Written by Netanella Treistman, Moshe Lehmann, Eyal Kimor and Yuval Eliaz
EU
CJEU Clarifies Transparency Requirements in Automated Decision-Making
The Court of Justice of the European Union (CJEU) emphasized the need for clear explanations of procedures and principles behind automated decisions. The GDPR requires controllers to disclose “meaningful information about the logic involved” in automated decision-making. The court understood this as a requirement to explain the procedure and principles actually applied to obtain a specific result (such as, in the case at hand, a credit profile). That being said, the court also ruled that data subjects’ access rights to such information should be balanced with the need to protect trade secrets and third-party data.
EDPB Publishes Guidance on the Use of Personal Data when Developing AI Models
The European Data Protection Board (EDPB)’s Opinion focuses on anonymity, legitimate interest, and unlawful data processing. According to the Opinion, an AI model may be considered anonymous if both: (1) the chance of extracting personal data about individuals used to develop the model is very low, and (2) the chance of getting such personal data from queries is also very low. When a supervisory authority looks to assess an AI system’s anonymity, the Opinion recommends a non-exhaustive list of criteria, which includes evaluating the selection of training data sources, data minimization strategies used throughout the system’s development, the implementation of measures to prevent the model from revealing personal data through its outputs, and the regular testing of the model against known attacks to ensure it remains secure. The Opinion also provides criteria for legitimate interest assessments and highlights the consequences of processing personal data without a legal basis.
EU’s Regulation of European Health Data Enters into Effect
The Regulation on European Health Data Space entered into force on March 26th, 2025. The Regulation establishes rules for processing and sharing electronic health data across the EU, distinguishing between the use of health data to provide healthcare services and the use of such data for research and similar purposes. The Regulation has a staggered roll-out of its requirements: some terms will enter into effect in March 2027 while others will only enter into effect in 2029 and still others only in 2031. Key rights of data subjects include the right to access health data, restrict access to such data, and opt-out of data sharing.
Austrian Supervisory Authority Issues Fine on Conflict of Interest for DPO
The Austrian supervisory authority, DSB, fined a controller €5,000 for appointing its managing director as its Data Protection Officer, breaching Article 38(6) of the GDPR, which requires the DPO to be free from conflicts of interest while performing their duties. In explaining its decision, the DSB stated that a conflict of interest can arise if the DPO is unable to allocate sufficient time to their responsibilities due to other obligations. In this case, the controller processed a significant amount of health data in its business as a diagnostic laboratory during the Covid-19 pandemic. Furthermore, a DPO cannot generally be entrusted with determining the means and purposes of processing as this is exactly what the DPO is supposed to independently monitor.
Dutch Supervisory Authority Hands a Fine to Netflix for GDPR Violations
The Dutch supervisory authority fined Netflix €4.75 million for lacking transparency in its privacy notice regarding the legal basis for processing personal data, which personal data is shared with third-parties and why, how long the data is retained, and what protocols are used to secure personal data when it is transferred internationally. Netflix has since updated its privacy statement.
Israel
Israeli Supervisory Authority Publishes Draft Opinion on Informed Consent
The Israeli Privacy Protection Authority (PPA) published a Draft Opinion on Informed Consent.
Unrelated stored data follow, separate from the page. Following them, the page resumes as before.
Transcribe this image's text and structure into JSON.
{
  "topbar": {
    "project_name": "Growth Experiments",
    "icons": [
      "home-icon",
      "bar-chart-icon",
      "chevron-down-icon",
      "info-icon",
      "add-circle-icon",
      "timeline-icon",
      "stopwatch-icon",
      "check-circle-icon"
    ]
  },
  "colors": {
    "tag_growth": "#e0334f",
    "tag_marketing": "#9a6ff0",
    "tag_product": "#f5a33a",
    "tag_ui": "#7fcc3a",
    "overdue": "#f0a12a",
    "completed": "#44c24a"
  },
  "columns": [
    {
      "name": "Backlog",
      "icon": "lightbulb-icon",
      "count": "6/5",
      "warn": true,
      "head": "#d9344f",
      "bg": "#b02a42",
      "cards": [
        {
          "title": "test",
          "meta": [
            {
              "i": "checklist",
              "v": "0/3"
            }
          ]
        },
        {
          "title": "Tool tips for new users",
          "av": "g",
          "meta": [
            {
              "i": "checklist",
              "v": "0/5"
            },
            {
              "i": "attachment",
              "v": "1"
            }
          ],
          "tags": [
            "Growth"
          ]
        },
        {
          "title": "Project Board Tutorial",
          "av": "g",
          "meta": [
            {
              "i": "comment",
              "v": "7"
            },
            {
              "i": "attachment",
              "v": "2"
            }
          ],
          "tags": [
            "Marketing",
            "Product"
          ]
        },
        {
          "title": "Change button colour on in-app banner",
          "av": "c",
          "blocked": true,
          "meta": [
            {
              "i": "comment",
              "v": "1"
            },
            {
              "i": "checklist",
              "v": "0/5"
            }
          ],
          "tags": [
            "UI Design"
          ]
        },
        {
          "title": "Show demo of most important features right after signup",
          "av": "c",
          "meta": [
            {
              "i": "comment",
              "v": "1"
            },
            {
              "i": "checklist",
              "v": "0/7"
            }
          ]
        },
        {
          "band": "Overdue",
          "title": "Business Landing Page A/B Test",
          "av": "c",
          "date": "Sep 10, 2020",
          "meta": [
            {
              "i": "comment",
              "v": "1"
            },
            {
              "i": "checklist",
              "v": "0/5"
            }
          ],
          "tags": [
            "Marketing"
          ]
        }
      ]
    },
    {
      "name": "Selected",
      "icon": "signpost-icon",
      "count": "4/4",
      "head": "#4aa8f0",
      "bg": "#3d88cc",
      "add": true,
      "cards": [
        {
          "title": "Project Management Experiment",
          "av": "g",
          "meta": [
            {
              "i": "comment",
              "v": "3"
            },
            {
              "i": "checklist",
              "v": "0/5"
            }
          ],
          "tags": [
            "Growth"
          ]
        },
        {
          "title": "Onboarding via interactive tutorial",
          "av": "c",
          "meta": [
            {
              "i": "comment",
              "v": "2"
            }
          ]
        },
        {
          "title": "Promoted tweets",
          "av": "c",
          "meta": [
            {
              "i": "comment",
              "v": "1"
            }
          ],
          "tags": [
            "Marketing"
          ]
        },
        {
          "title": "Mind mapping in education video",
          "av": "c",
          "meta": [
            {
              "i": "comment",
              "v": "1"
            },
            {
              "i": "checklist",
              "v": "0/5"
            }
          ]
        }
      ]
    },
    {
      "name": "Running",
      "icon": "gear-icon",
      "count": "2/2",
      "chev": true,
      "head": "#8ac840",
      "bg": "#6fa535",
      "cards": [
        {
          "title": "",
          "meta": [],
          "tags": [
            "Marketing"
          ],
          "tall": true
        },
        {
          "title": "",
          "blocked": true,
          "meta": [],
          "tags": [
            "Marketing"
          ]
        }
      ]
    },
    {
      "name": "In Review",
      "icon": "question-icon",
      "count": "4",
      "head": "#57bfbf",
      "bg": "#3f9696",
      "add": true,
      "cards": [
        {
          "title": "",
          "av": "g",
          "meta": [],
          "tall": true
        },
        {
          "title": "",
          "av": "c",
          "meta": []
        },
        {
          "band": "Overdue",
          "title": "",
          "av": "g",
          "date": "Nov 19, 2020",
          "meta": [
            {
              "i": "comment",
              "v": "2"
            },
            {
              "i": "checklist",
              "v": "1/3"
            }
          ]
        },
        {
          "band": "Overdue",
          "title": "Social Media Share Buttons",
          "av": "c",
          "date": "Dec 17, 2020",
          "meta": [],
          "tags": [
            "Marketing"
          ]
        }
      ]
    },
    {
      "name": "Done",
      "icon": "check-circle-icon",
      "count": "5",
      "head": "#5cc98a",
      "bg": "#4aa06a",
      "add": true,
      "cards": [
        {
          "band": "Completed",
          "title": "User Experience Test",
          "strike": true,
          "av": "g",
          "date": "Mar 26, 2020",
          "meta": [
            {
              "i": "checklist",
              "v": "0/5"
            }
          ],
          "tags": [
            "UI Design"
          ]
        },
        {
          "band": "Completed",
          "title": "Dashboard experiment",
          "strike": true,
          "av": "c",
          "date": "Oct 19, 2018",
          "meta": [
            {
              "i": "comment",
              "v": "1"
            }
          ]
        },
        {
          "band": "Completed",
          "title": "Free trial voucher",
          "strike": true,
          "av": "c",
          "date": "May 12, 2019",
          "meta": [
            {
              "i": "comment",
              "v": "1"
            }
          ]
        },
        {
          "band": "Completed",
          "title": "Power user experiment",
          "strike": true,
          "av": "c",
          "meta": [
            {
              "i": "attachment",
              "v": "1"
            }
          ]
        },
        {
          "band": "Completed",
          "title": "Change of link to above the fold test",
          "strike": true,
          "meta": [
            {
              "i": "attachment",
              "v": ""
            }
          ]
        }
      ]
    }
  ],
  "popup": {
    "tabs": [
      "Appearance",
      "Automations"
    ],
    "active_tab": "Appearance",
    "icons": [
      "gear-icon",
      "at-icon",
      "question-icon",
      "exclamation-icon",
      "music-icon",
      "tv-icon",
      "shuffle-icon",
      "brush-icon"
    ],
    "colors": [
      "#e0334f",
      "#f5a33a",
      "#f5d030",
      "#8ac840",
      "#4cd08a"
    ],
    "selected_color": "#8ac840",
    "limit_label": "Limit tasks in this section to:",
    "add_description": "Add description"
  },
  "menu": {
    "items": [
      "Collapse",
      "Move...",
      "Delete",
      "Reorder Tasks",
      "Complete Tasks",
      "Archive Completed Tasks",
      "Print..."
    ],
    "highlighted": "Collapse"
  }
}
The Opinion emphasizes, among other things, that to ensure informed consent, controllers must provide data subjects with clear and accessible information about the request for consent, including the purposes of the processing and the implications of providing or refusing to provide such consent. The PPA explained that while opt-out consent is valid under Israeli law, a data subject’s silence or lack of objection does not constitute opt-out consent. Even where opt-out consent is valid, controllers should strive to obtain opt-in consent to the extent possible, especially when the data concerned is sensitive or the potential violation of privacy is significant. The PPA further explains that in certain cases, such as profiling or where there exists a stark imbalance of power between the parties, opt-out consent is not considered valid. Public comments on the draft closed on March 24th, 2025.
The PPA Published Guidelines on the Transfer of Ownership of Databases
The PPA published Guidelines on the Transfer of Database Ownership, explaining that a transfer of ownership does not automatically allow the database owner to change the purposes for which the database is used. To change the purpose of a database, controllers are required to obtain data subjects’ informed, positive consent. Where a new database owner’s characteristics significantly differ from those of the previous owner and where it is reasonable to assume that the change in ownership will have a significant impact on data subject rights, the new owner must obtain the positive consent of the data subjects affected, even if the purposes of the database are not actually changed.
The information presented here is of a general nature and is not intended to answer the unique circumstances of any individual or entity. Although we strive to provide accurate and available information, we cannot guarantee the accuracy of the information on the day it is received, nor that the information will continue to be accurate in the future. Do not act on the information presented without appropriate professional advice after a comprehensive and thorough examination of the specific situation.